ALSFELD. „Ich weiß nicht mehr, was 1972 war“, brüllt er ins Telefon. Und dann stand er – durch den Seiteneingang reingekommen – mit seinem ersten Wutausbruch des Abends auf der spärlich dekorierten Bühne: Thomas Freitag, der Altmeister des politischen Kabaretts. Diese Woche zu Gast in seiner Geburtsstadt Alsfeld, in die das Vogelsberger Gipfel Kabarett zum Ende seiner sechsten Spielzeit den brillanten Kabarettisten eingeladen hatte. Alsfeld, übrigens, sei die „Oase der Menschlichkeit“ oder anders „der Dalai Lama als Stadt“ – so sieht es zumindest Freitag, der als Fünfjähriger gegenüber dem Hessen-Stübbchen gewohnt hat.
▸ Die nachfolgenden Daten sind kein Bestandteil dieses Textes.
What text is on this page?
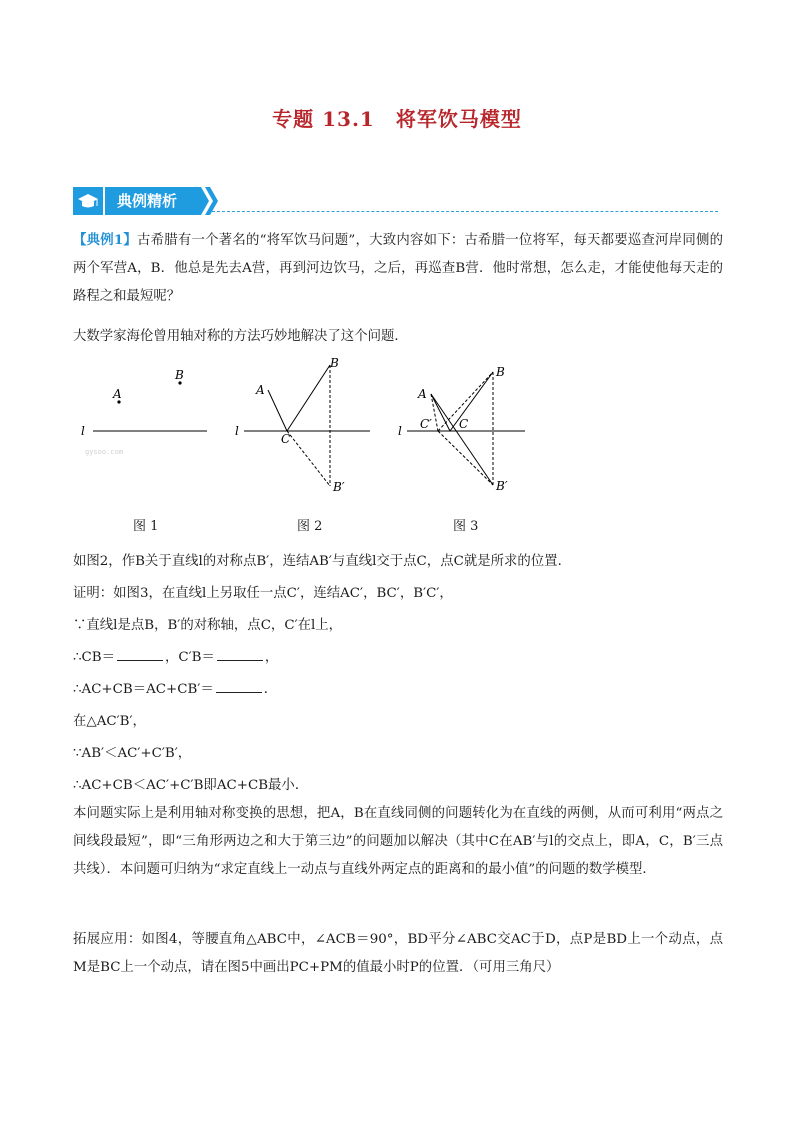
专题 13.1　将军饮马模型
典例精析
【典例1】古希腊有一个著名的“将军饮马问题”，大致内容如下：古希腊一位将军，每天都要巡查河岸同侧的两个军营A，B．他总是先去A营，再到河边饮马，之后，再巡查B营．他时常想，怎么走，才能使他每天走的路程之和最短呢？
大数学家海伦曾用轴对称的方法巧妙地解决了这个问题．
A
B
l
gysoo.com
A
B
C
B′
l
A
B
C′ C
B′
l
图 1	图 2	图 3
如图2，作B关于直线l的对称点B′，连结AB′与直线l交于点C，点C就是所求的位置．
证明：如图3，在直线l上另取任一点C′，连结AC′，BC′，B′C′，
∵直线l是点B，B′的对称轴，点C，C′在l上，
∴CB＝	，C′B＝	，
∴AC+CB＝AC+CB′＝	．
在△AC′B′，
∵AB′＜AC′+C′B′，
∴AC+CB＜AC′+C′B即AC+CB最小．
本问题实际上是利用轴对称变换的思想，把A，B在直线同侧的问题转化为在直线的两侧，从而可利用“两点之间线段最短”，即“三角形两边之和大于第三边”的问题加以解决（其中C在AB′与l的交点上，即A，C，B′三点共线）．本问题可归纳为“求定直线上一动点与直线外两定点的距离和的最小值”的问题的数学模型．
拓展应用：如图4，等腰直角△ABC中，∠ACB＝90°，BD平分∠ABC交AC于D，点P是BD上一个动点，点M是BC上一个动点，请在图5中画出PC+PM的值最小时P的位置．（可用三角尺）
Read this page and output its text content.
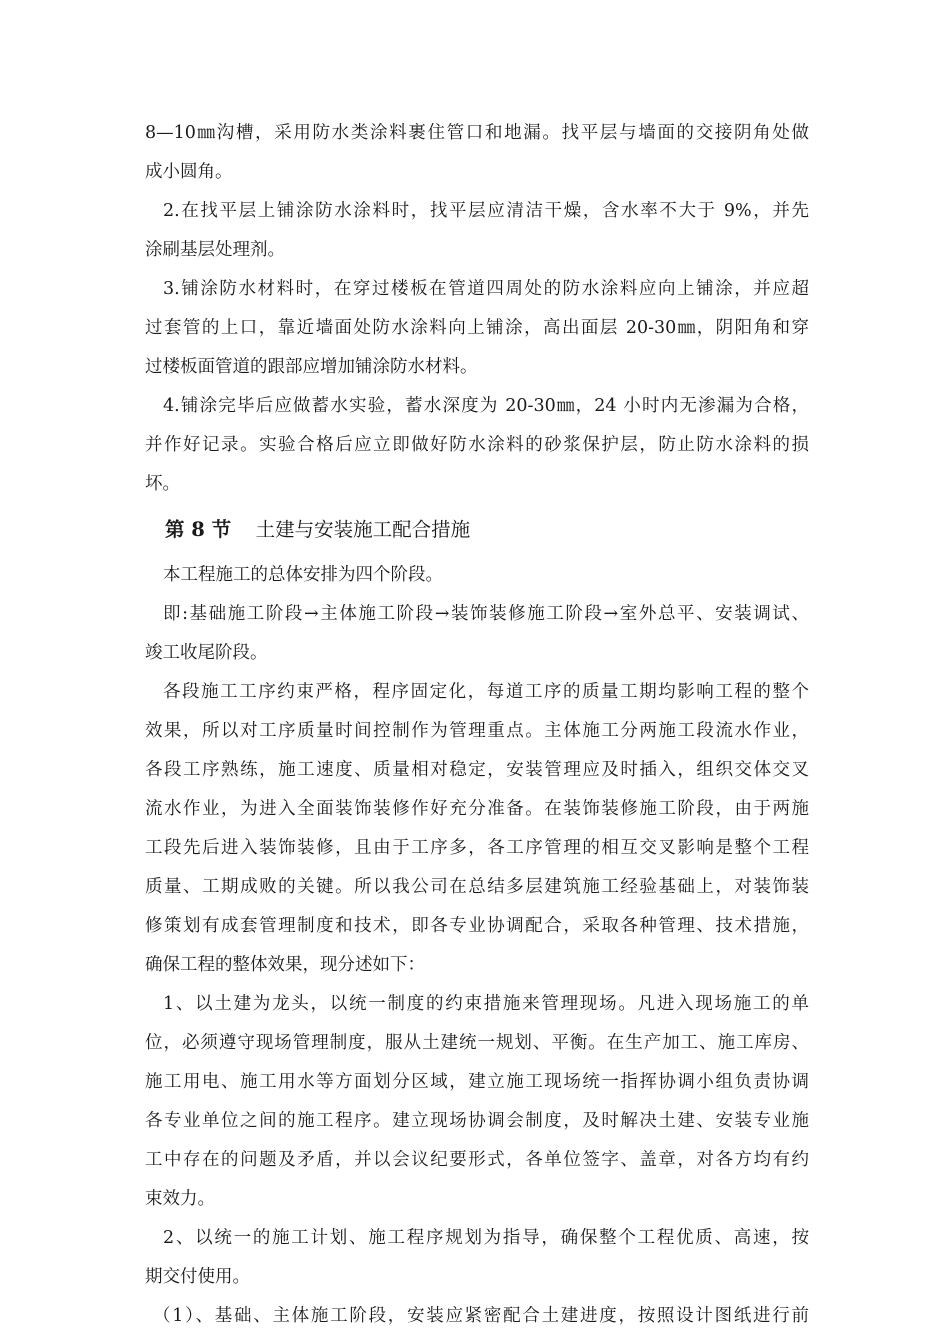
8—10㎜沟槽，采用防水类涂料裹住管口和地漏。找平层与墙面的交接阴角处做
成小圆角。
2.在找平层上铺涂防水涂料时，找平层应清洁干燥，含水率不大于 9%，并先
涂刷基层处理剂。
3.铺涂防水材料时，在穿过楼板在管道四周处的防水涂料应向上铺涂，并应超
过套管的上口，靠近墙面处防水涂料向上铺涂，高出面层 20-30㎜，阴阳角和穿
过楼板面管道的跟部应增加铺涂防水材料。
4.铺涂完毕后应做蓄水实验，蓄水深度为 20-30㎜，24 小时内无渗漏为合格，
并作好记录。实验合格后应立即做好防水涂料的砂浆保护层，防止防水涂料的损
坏。
第 8 节 土建与安装施工配合措施
本工程施工的总体安排为四个阶段。
即:基础施工阶段→主体施工阶段→装饰装修施工阶段→室外总平、安装调试、
竣工收尾阶段。
各段施工工序约束严格，程序固定化，每道工序的质量工期均影响工程的整个
效果，所以对工序质量时间控制作为管理重点。主体施工分两施工段流水作业，
各段工序熟练，施工速度、质量相对稳定，安装管理应及时插入，组织交体交叉
流水作业，为进入全面装饰装修作好充分准备。在装饰装修施工阶段，由于两施
工段先后进入装饰装修，且由于工序多，各工序管理的相互交叉影响是整个工程
质量、工期成败的关键。所以我公司在总结多层建筑施工经验基础上，对装饰装
修策划有成套管理制度和技术，即各专业协调配合，采取各种管理、技术措施，
确保工程的整体效果，现分述如下：
1、以土建为龙头，以统一制度的约束措施来管理现场。凡进入现场施工的单
位，必须遵守现场管理制度，服从土建统一规划、平衡。在生产加工、施工库房、
施工用电、施工用水等方面划分区域，建立施工现场统一指挥协调小组负责协调
各专业单位之间的施工程序。建立现场协调会制度，及时解决土建、安装专业施
工中存在的问题及矛盾，并以会议纪要形式，各单位签字、盖章，对各方均有约
束效力。
2、以统一的施工计划、施工程序规划为指导，确保整个工程优质、高速，按
期交付使用。
（1）、基础、主体施工阶段，安装应紧密配合土建进度，按照设计图纸进行前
Freitag hielt was er versprach: Er jonglierte in hohem Tempo mit literarischen und politischen Zitaten und schlüpfte dabei immer wieder meisterhaft in verschiedene Rollen – beispielsweise in die des Fritten-Siggis, des Stadtbibliothekaren Schüttlöfflers, des Bank-Angestellten Frank Webers oder des bayrischen Landwirtes, der zu seinem Entsetzen künftig laut parteipolitischer Entscheidung mit seinen beneidenswert großen Daumen seine Stammtischparolen twittern soll, lieber aber im Suff in einer Parallelwelt wäre als in einer Digitalwelt. Nicht grundlos griff der Vollblutmime in der ausverkauften Aula der Albert-Schweitzer-Schule Alsfeld auf echte, vermeintlich einfache Menschen zurück – aufgrund der fachlich, intellektuellen und charakterlichen Substanzlosigkeit der aktuellen Politikerführungsriege sei er quasi dazu gezwungen. Wobei, auch letztere – angeführt von Mutti Merkel, deren Beruf er immer noch nicht kenne – gewohnt humoristisch-bissig ihr Fett weg bekamen.
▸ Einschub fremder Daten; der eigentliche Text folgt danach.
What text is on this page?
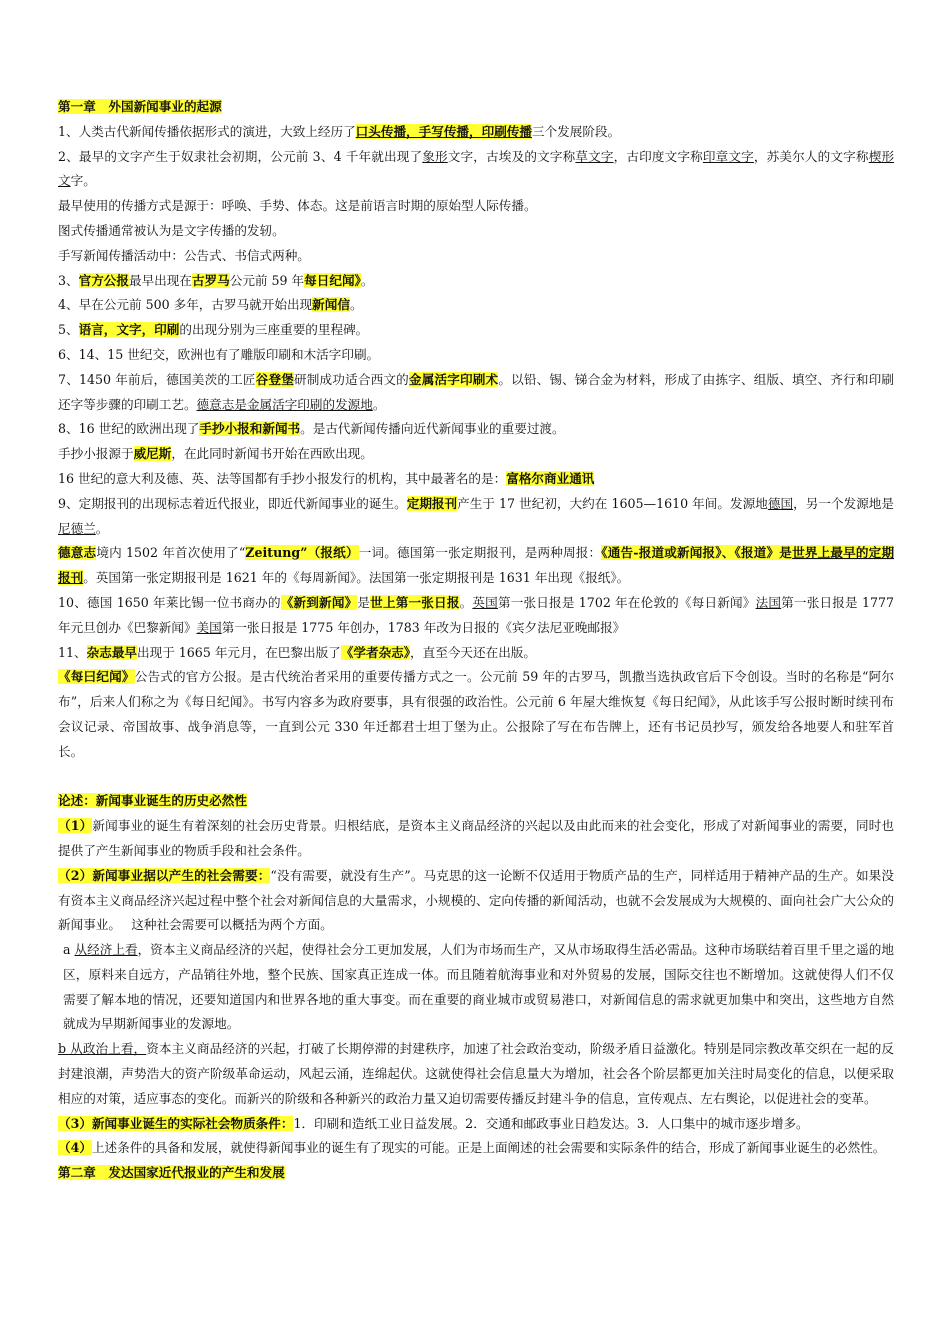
第一章　外国新闻事业的起源

1、人类古代新闻传播依据形式的演进，大致上经历了口头传播，手写传播，印刷传播三个发展阶段。

2、最早的文字产生于奴隶社会初期，公元前 3、4 千年就出现了象形文字，古埃及的文字称草文字，古印度文字称印章文字，苏美尔人的文字称楔形文字。

最早使用的传播方式是源于：呼唤、手势、体态。这是前语言时期的原始型人际传播。

图式传播通常被认为是文字传播的发轫。

手写新闻传播活动中：公告式、书信式两种。

3、官方公报最早出现在古罗马公元前 59 年每日纪闻》。

4、早在公元前 500 多年，古罗马就开始出现新闻信。

5、语言，文字，印刷的出现分别为三座重要的里程碑。

6、14、15 世纪交，欧洲也有了雕版印刷和木活字印刷。

7、1450 年前后，德国美茨的工匠谷登堡研制成功适合西文的金属活字印刷术。以铅、锡、锑合金为材料，形成了由拣字、组版、填空、齐行和印刷还字等步骤的印刷工艺。德意志是金属活字印刷的发源地。

8、16 世纪的欧洲出现了手抄小报和新闻书。是古代新闻传播向近代新闻事业的重要过渡。

手抄小报源于威尼斯，在此同时新闻书开始在西欧出现。

16 世纪的意大利及德、英、法等国都有手抄小报发行的机构，其中最著名的是：富格尔商业通讯

9、定期报刊的出现标志着近代报业，即近代新闻事业的诞生。定期报刊产生于 17 世纪初，大约在 1605—1610 年间。发源地德国，另一个发源地是尼德兰。

德意志境内 1502 年首次使用了“Zeitung”（报纸）一词。德国第一张定期报刊，是两种周报：《通告-报道或新闻报》、《报道》是世界上最早的定期报刊。英国第一张定期报刊是 1621 年的《每周新闻》。法国第一张定期报刊是 1631 年出现《报纸》。

10、德国 1650 年莱比锡一位书商办的《新到新闻》是世上第一张日报。英国第一张日报是 1702 年在伦敦的《每日新闻》法国第一张日报是 1777 年元旦创办《巴黎新闻》美国第一张日报是 1775 年创办，1783 年改为日报的《宾夕法尼亚晚邮报》

11、杂志最早出现于 1665 年元月，在巴黎出版了《学者杂志》，直至今天还在出版。

《每曰纪闻》公告式的官方公报。是古代统治者采用的重要传播方式之一。公元前 59 年的古罗马，凯撒当选执政官后下令创设。当时的名称是“阿尔布”，后来人们称之为《每日纪闻》。书写内容多为政府要事，具有很强的政治性。公元前 6 年屋大维恢复《每日纪闻》，从此该手写公报时断时续刊布会议记录、帝国故事、战争消息等，一直到公元 330 年迁都君士坦丁堡为止。公报除了写在布告牌上，还有书记员抄写，颁发给各地要人和驻军首长。

论述：新闻事业诞生的历史必然性

（1）新闻事业的诞生有着深刻的社会历史背景。归根结底，是资本主义商品经济的兴起以及由此而来的社会变化，形成了对新闻事业的需要，同时也提供了产生新闻事业的物质手段和社会条件。

（2）新闻事业据以产生的社会需要：“没有需要，就没有生产”。马克思的这一论断不仅适用于物质产品的生产，同样适用于精神产品的生产。如果没有资本主义商品经济兴起过程中整个社会对新闻信息的大量需求，小规模的、定向传播的新闻活动，也就不会发展成为大规模的、面向社会广大公众的新闻事业。　 这种社会需要可以概括为两个方面。

a 从经济上看，资本主义商品经济的兴起，使得社会分工更加发展，人们为市场而生产，又从市场取得生活必需品。这种市场联结着百里千里之遥的地区，原料来自远方，产品销往外地，整个民族、国家真正连成一体。而且随着航海事业和对外贸易的发展，国际交往也不断增加。这就使得人们不仅需要了解本地的情况，还要知道国内和世界各地的重大事变。而在重要的商业城市或贸易港口，对新闻信息的需求就更加集中和突出，这些地方自然就成为早期新闻事业的发源地。

b 从政治上看，资本主义商品经济的兴起，打破了长期停滞的封建秩序，加速了社会政治变动，阶级矛盾日益激化。特别是同宗教改革交织在一起的反封建浪潮，声势浩大的资产阶级革命运动，风起云涌，连绵起伏。这就使得社会信息量大为增加，社会各个阶层都更加关注时局变化的信息，以便采取相应的对策，适应事态的变化。而新兴的阶级和各种新兴的政治力量又迫切需要传播反封建斗争的信息，宣传观点、左右舆论，以促进社会的变革。

（3）新闻事业诞生的实际社会物质条件：1．印刷和造纸工业日益发展。2．交通和邮政事业日趋发达。3．人口集中的城市逐步增多。

（4）上述条件的具备和发展，就使得新闻事业的诞生有了现实的可能。正是上面阐述的社会需要和实际条件的结合，形成了新闻事业诞生的必然性。

第二章　发达国家近代报业的产生和发展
Trüffelsuche nach Ausbildungsnachweisen

Zurück zur Einstiegsszene: Die Bürokratie ist ein penibler Tagebuchautor. Fehlen am Ende eines Arbeitslebens einige Seiten für den Rentenbescheid, gilt es die Zeitlücken zu schließen. Doch diese führen zu einer Suche, die einer Trüffeljagd gleicht: man wühlt in Kisten und Kartons und kramt so die eine oder andere Erinnerung hervor. Thomas Freitag hat daraus zu seinem 40-jährigen Bühnenjubiläum ein großartiges Programm gemacht: „Das Beste – die Jubiläumsedition“. Immer wieder fallen Jahreszahlen, die Freitag zu Seitenhieben auf die Politik nutzt. „1982 – was weiß ich, was ich da gemacht habe! Ein Ausbildungsnachweis fehlt? Unserer Regierung fehlt der doch regelmäßig!“ Doch dies war erst die Aufwärmphase.

Freitag beschränkte sich glücklicherweise in seiner Auswahl aus vier Jahrzehnten Bühnenpräsenz nicht darauf, herausragende Nummern zu recyceln, er zog nicht nur eine Zwischenbilanz, sondern er bezog auch ganz klar Stellung zu aktuellen politischen und gesellschaftlichen Ungereimt- und Ungerechtigkeiten. Er wetterte gegen die Bürokratie, Staatsverschuldung und Bankenkrise solidarisierte sich mit Hartz IV-Empfängern, entlarvte Macht und Profitgier und schimpfte natürlich auch genügend über Politiker – wie beispielsweise über die „Kampfdrohne aus Hannover“, Bundesverteidigungsministerin Ursula von der Leyen, die als „vielseitig begabte Karrierefrau“ mit großem Interesse die Auslandsaufenthalte der Bundeswehr familienfreundlich gestalten wolle: „Vor Ort eine Kita einrichten heißt auf gut Deutsch, während die lieben Kleinen in der Kita sitzen, spielen Mutti und Vati draußen Krieg!“ – oder wie wäre es gleich damit, Legoland anzugreifen?!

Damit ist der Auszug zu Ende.